Two concrete moves, both portable to any low-source content pipeline.

**Treat every brand-voice instruction as a potential fabrication license, and pair it with a sourcing constraint in the same prompt.** "Write concretely / specifically / vividly" is fine *only* when the facts are in context. When they aren't, that instruction is the bug. The constraint (`use ONLY facts present in the provided context`) has to live right next to the voice instruction so the model reads them as one rule, not two competing ones — and the ban on unverified claims should come *before* the voice section, so it frames everything after it.

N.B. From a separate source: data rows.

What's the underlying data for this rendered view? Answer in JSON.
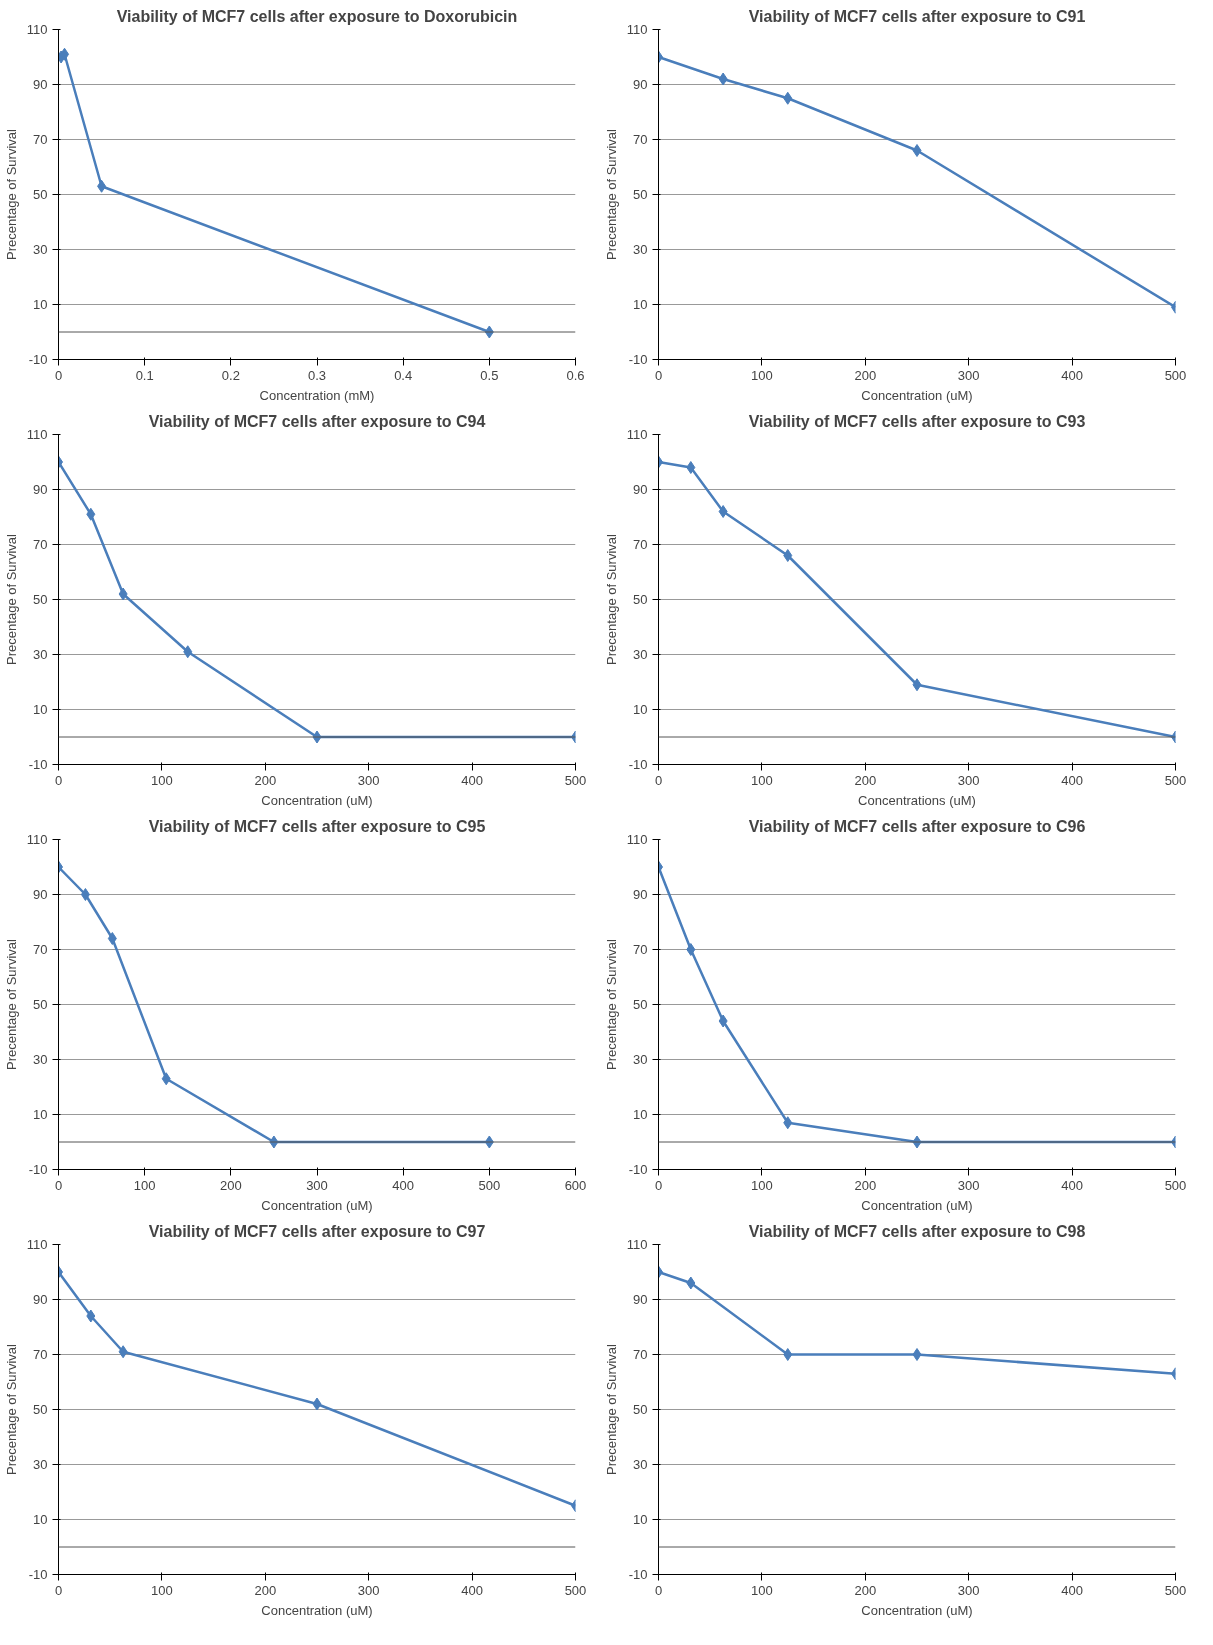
{
  "chart_data": [
    {
      "type": "line",
      "title": "Viability of MCF7 cells after exposure to Doxorubicin",
      "xlabel": "Concentration (mM)",
      "ylabel": "Precentage of Survival",
      "x": [
        0.003,
        0.007,
        0.05,
        0.5
      ],
      "series": [
        {
          "color": "#4a7ebb",
          "values": [
            100,
            101,
            53,
            0
          ]
        }
      ],
      "xlim": [
        0,
        0.6
      ],
      "xticks": [
        0,
        0.1,
        0.2,
        0.3,
        0.4,
        0.5,
        0.6
      ],
      "ylim": [
        -10,
        110
      ],
      "yticks": [
        -10,
        10,
        30,
        50,
        70,
        90,
        110
      ],
      "grid": "y",
      "marker": "diamond",
      "ref_lines": [
        {
          "axis": "y",
          "value": 0
        }
      ]
    },
    {
      "type": "line",
      "title": "Viability of MCF7 cells after exposure to C91",
      "xlabel": "Concentration (uM)",
      "ylabel": "Precentage of Survival",
      "x": [
        0,
        62.5,
        125,
        250,
        500
      ],
      "series": [
        {
          "color": "#4a7ebb",
          "values": [
            100,
            92,
            85,
            66,
            9
          ]
        }
      ],
      "xlim": [
        0,
        500
      ],
      "xticks": [
        0,
        100,
        200,
        300,
        400,
        500
      ],
      "ylim": [
        -10,
        110
      ],
      "yticks": [
        -10,
        10,
        30,
        50,
        70,
        90,
        110
      ],
      "grid": "y",
      "marker": "diamond"
    },
    {
      "type": "line",
      "title": "Viability of MCF7 cells after exposure to C94",
      "xlabel": "Concentration (uM)",
      "ylabel": "Precentage of Survival",
      "x": [
        0,
        31.25,
        62.5,
        125,
        250,
        500
      ],
      "series": [
        {
          "color": "#4a7ebb",
          "values": [
            100,
            81,
            52,
            31,
            0,
            0
          ]
        }
      ],
      "xlim": [
        0,
        500
      ],
      "xticks": [
        0,
        100,
        200,
        300,
        400,
        500
      ],
      "ylim": [
        -10,
        110
      ],
      "yticks": [
        -10,
        10,
        30,
        50,
        70,
        90,
        110
      ],
      "grid": "y",
      "marker": "diamond",
      "ref_lines": [
        {
          "axis": "y",
          "value": 0
        }
      ]
    },
    {
      "type": "line",
      "title": "Viability of MCF7 cells after exposure to C93",
      "xlabel": "Concentrations (uM)",
      "ylabel": "Precentage of Survival",
      "x": [
        0,
        31.25,
        62.5,
        125,
        250,
        500
      ],
      "series": [
        {
          "color": "#4a7ebb",
          "values": [
            100,
            98,
            82,
            66,
            19,
            0
          ]
        }
      ],
      "xlim": [
        0,
        500
      ],
      "xticks": [
        0,
        100,
        200,
        300,
        400,
        500
      ],
      "ylim": [
        -10,
        110
      ],
      "yticks": [
        -10,
        10,
        30,
        50,
        70,
        90,
        110
      ],
      "grid": "y",
      "marker": "diamond",
      "ref_lines": [
        {
          "axis": "y",
          "value": 0
        }
      ]
    },
    {
      "type": "line",
      "title": "Viability of MCF7 cells after exposure to C95",
      "xlabel": "Concentration (uM)",
      "ylabel": "Precentage of Survival",
      "x": [
        0,
        31.25,
        62.5,
        125,
        250,
        500
      ],
      "series": [
        {
          "color": "#4a7ebb",
          "values": [
            100,
            90,
            74,
            23,
            0,
            0
          ]
        }
      ],
      "xlim": [
        0,
        600
      ],
      "xticks": [
        0,
        100,
        200,
        300,
        400,
        500,
        600
      ],
      "ylim": [
        -10,
        110
      ],
      "yticks": [
        -10,
        10,
        30,
        50,
        70,
        90,
        110
      ],
      "grid": "y",
      "marker": "diamond",
      "ref_lines": [
        {
          "axis": "y",
          "value": 0
        }
      ]
    },
    {
      "type": "line",
      "title": "Viability of MCF7 cells after exposure to C96",
      "xlabel": "Concentration (uM)",
      "ylabel": "Precentage of Survival",
      "x": [
        0,
        31.25,
        62.5,
        125,
        250,
        500
      ],
      "series": [
        {
          "color": "#4a7ebb",
          "values": [
            100,
            70,
            44,
            7,
            0,
            0
          ]
        }
      ],
      "xlim": [
        0,
        500
      ],
      "xticks": [
        0,
        100,
        200,
        300,
        400,
        500
      ],
      "ylim": [
        -10,
        110
      ],
      "yticks": [
        -10,
        10,
        30,
        50,
        70,
        90,
        110
      ],
      "grid": "y",
      "marker": "diamond",
      "ref_lines": [
        {
          "axis": "y",
          "value": 0
        }
      ]
    },
    {
      "type": "line",
      "title": "Viability of MCF7 cells after exposure to C97",
      "xlabel": "Concentration (uM)",
      "ylabel": "Precentage of Survival",
      "x": [
        0,
        31.25,
        62.5,
        250,
        500
      ],
      "series": [
        {
          "color": "#4a7ebb",
          "values": [
            100,
            84,
            71,
            52,
            15
          ]
        }
      ],
      "xlim": [
        0,
        500
      ],
      "xticks": [
        0,
        100,
        200,
        300,
        400,
        500
      ],
      "ylim": [
        -10,
        110
      ],
      "yticks": [
        -10,
        10,
        30,
        50,
        70,
        90,
        110
      ],
      "grid": "y",
      "marker": "diamond",
      "ref_lines": [
        {
          "axis": "y",
          "value": 0
        }
      ]
    },
    {
      "type": "line",
      "title": "Viability of MCF7 cells after exposure to C98",
      "xlabel": "Concentration (uM)",
      "ylabel": "Precentage of Survival",
      "x": [
        0,
        31.25,
        125,
        250,
        500
      ],
      "series": [
        {
          "color": "#4a7ebb",
          "values": [
            100,
            96,
            70,
            70,
            63
          ]
        }
      ],
      "xlim": [
        0,
        500
      ],
      "xticks": [
        0,
        100,
        200,
        300,
        400,
        500
      ],
      "ylim": [
        -10,
        110
      ],
      "yticks": [
        -10,
        10,
        30,
        50,
        70,
        90,
        110
      ],
      "grid": "y",
      "marker": "diamond",
      "ref_lines": [
        {
          "axis": "y",
          "value": 0
        }
      ]
    }
  ]
}
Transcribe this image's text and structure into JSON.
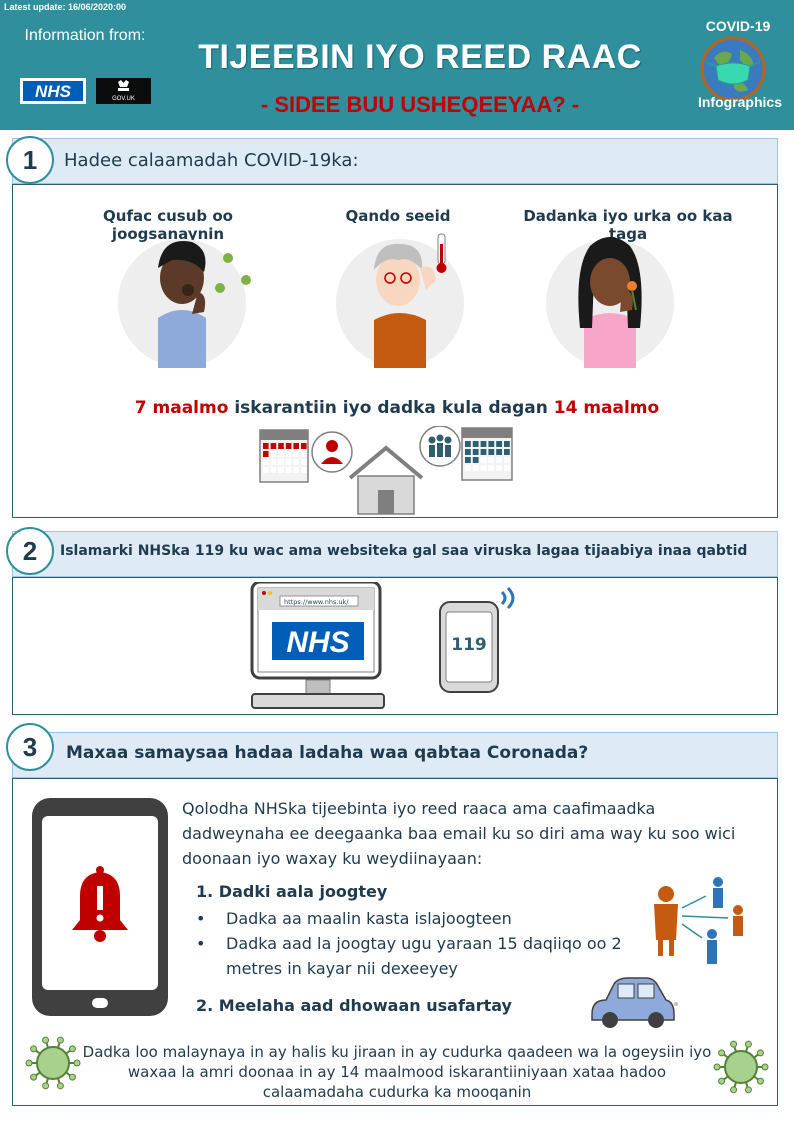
{
  "header": {
    "latest_update": "Latest update: 16/06/2020:00",
    "info_from": "Information from:",
    "nhs_logo_text": "NHS",
    "gov_logo_text": "GOV.UK",
    "title": "TIJEEBIN IYO REED RAAC",
    "subtitle": "- SIDEE BUU USHEQEEYAA? -",
    "covid_label": "COVID-19",
    "infographics_label": "Infographics",
    "color_teal": "#2f8f9c",
    "color_red": "#c00000"
  },
  "section1": {
    "number": "1",
    "title": "Hadee calaamadah COVID-19ka:",
    "symptoms": [
      {
        "label": "Qufac cusub oo joogsanaynin"
      },
      {
        "label": "Qando seeid"
      },
      {
        "label": "Dadanka iyo urka oo kaa taga"
      }
    ],
    "isolation": {
      "days_a": "7 maalmo",
      "middle": " iskarantiin iyo dadka kula dagan ",
      "days_b": "14 maalmo"
    }
  },
  "section2": {
    "number": "2",
    "title": "Islamarki NHSka 119 ku wac ama websiteka gal saa viruska lagaa tijaabiya inaa qabtid",
    "url": "https://www.nhs.uk/",
    "screen_logo": "NHS",
    "phone_number": "119"
  },
  "section3": {
    "number": "3",
    "title": "Maxaa samaysaa hadaa ladaha waa qabtaa Coronada?",
    "intro": "Qolodha NHSka tijeebinta iyo reed raaca ama caafimaadka dadweynaha ee deegaanka baa email ku so diri ama way ku soo wici doonaan iyo waxay ku weydiinayaan:",
    "heading1": "1. Dadki aala joogtey",
    "bullets": [
      "Dadka aa maalin kasta islajoogteen",
      "Dadka aad la joogtay ugu yaraan 15 daqiiqo oo 2 metres  in kayar nii dexeeyey"
    ],
    "heading2": "2. Meelaha aad dhowaan usafartay"
  },
  "footer": {
    "text": "Dadka loo malaynaya in ay halis ku jiraan in ay cudurka qaadeen wa la ogeysiin iyo waxaa la amri doonaa in ay 14 maalmood iskarantiiniyaan xataa hadoo calaamadaha cudurka ka mooqanin"
  }
}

**Give the model a marker to declare what it doesn't know, and verify the drafts on that marker, not on how good they read.** The `[FILL: ...]` convention turns "is this draft trustworthy?" from a judgment call into a check: a draft with zero fill markers over a niche the model has no source for is a red flag, not a win. The editor's pass — and any [verification step before publishing](/skills/verification-before-completion/) — should grep for the markers and audit the claims that *don't* have one. The same instinct that drives an editorial-bar [content-judge hook](/blog/claude-code-content-judge-hook/) applies here: don't trust a draft because it's fluent; trust it because every claim in it traces to a source or a marker.

5 drafts, all carrying invented claims, caught before publish. One ~6-character fill-in marker convention added to the prompts.